As an essential organ of the urinary system, kidney plays an important role in regulating pH homeostasis and removing waste products of metabolism. Renal pH alters in pathological states, such as ischemia, inflammation, infection, cancer and so on, which therefore can serve as a sensitive micro-environmental marker for noninvasive detection and assessment of renal injuries and diseases. Recently, Iopamidol, a clinically approved CT contrast agent carrying two exchangeable groups of amide protons at chemical shifts of 4.3 and 5.5 ppm, has been utilized for renal pH measurement [1]. Ratiometric pH imaging shows accurate pH quantification between the pH ranges of 5.5-7.4 at 7 T, which provides a minimally-invasive way for renal pH characterization [2]. However, the saturation transfer (ST) effects of the two exchangeable proton groups would substantially overlap at lower magnetic fields (e.g., 3 and 4.7 T), making it challenging to translate renal pH measurement to the clinical setting. In this study, we investigated a Lorentzian-based decoupling algorithm to resolve the two ST effects for enhanced ratiometric pH measurement and preliminarily evaluated renal pH imaging at 4.7 T in rodents.

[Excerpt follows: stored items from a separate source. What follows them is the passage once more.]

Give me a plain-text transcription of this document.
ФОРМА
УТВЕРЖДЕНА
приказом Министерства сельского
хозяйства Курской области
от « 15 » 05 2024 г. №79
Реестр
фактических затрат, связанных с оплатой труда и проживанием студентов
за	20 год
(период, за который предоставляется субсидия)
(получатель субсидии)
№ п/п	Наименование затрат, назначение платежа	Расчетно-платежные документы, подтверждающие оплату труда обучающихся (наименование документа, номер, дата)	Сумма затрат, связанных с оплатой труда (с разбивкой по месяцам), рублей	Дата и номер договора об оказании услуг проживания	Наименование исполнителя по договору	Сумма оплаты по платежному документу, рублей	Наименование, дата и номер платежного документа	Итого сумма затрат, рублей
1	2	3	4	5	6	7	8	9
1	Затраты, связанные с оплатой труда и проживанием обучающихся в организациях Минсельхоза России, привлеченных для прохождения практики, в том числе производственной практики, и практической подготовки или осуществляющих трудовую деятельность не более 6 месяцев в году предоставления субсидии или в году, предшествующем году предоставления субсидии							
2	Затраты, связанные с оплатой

MRI: All experiments have been approved by the institutional animal care and use committee. A phantom containing six iopamidol solution vials (40 mM) with pH titrated to 5.5, 6.0, 6.5, 7.0, 7.5 and 8.0 was prepared and imaged at body temperature. Three adult Wistar rats were anesthetized and their kidneys were scanned along the long axis with respiratory triggering. Iopamidol (Isovue 370, 1.5 mg I/g) was injected via tail vein at a rate of 18 mL/hr. Z-spectra were acquired at frequency offsets ranging between -7 and 7 ppm, using a single-shot SE-EPI sequence preceded by a 2 μT saturation pulse. The imaging parameters were: matrix size = 48×48, FOV = 2×2 cm², TR/TE and the frequency step were 10 s/100 ms and 0.25 ppm for the phantom, and 3 s/18 ms and 0.125 ppm for the in vivo scan, respectively.

Data analysis: After B0 inhomogeneity correction, the Z-spectra were flipped to be 100*(1-M_z/M₀) and then fitted with Lorentizan function on a pixel basis using a model of six pools (i.e., NOE, MT, water, -OH, and two exchangeable amide proton groups of Iopamidol) as described in [3]. Ratiometric measurement was performed by taking the amplitude ratio of CEST peaks at 5.5 and 4.3 ppm (i.e., ST_{5.5 ppm}/ST_{4.3 ppm}). pH calibration curve was obtained by two-order polynomial fitting of pH dependence of ratiometric indices from the six phantoms [4], based on which kidney pH was quantified pixel-by-pixel. Three layers of cortex, medulla and calyx, with respectively denoted as region 1, 2 and 3, were outlined manually on a CEST-weighted image for each kidney (Fig. 1). Mean pH value was measured for each layer and one-way ANOVA with Bonferroni’s correction was performed to test pH difference across the three regions with P<0.05 regarded as statistically different.

Fig. 2 shows that the routine ratiometric analysis of iopamidol phantom without resolving two ST effects resulted in a much smaller dynamic pH range, between 5.5 and 7.0 (black line). In comparison, good polynomial relationship between the ratiometric index and pH was exhibited for pH range of 5.5-7.5 using the decoupling analysis (red line). The increase of pH sensitive range is critical for mapping renal pH, which could vary from 6 to 7.5. Fig. 3 illustrates a representative renal pH map, and the pH values were found to gradually decrease from cortex, medulla to calyx. Specifically, mean pH values were 7.29±0.03, 7.17±0.02 and 6.56±0.02 for cortex, medulla and calyx, respectively. Significantly difference was exhibited across all the three layers (P<0.05).In this study, we demonstrated that ratiometric analysis of resolved CEST effects of Iopamidol presents substantially enhanced range and sensitivity of pH measurements, which is crucial for accurate renal pH mapping. Renal pH maps obtained with this method are in good agreement with the results measured using contrast-enhanced MRI technique [5], showing its feasibility in pH quantification. In conclusion, our proposed method provides a novel way for reliable renal pH mapping, which especially benefits pH quantification at clinical field strengths.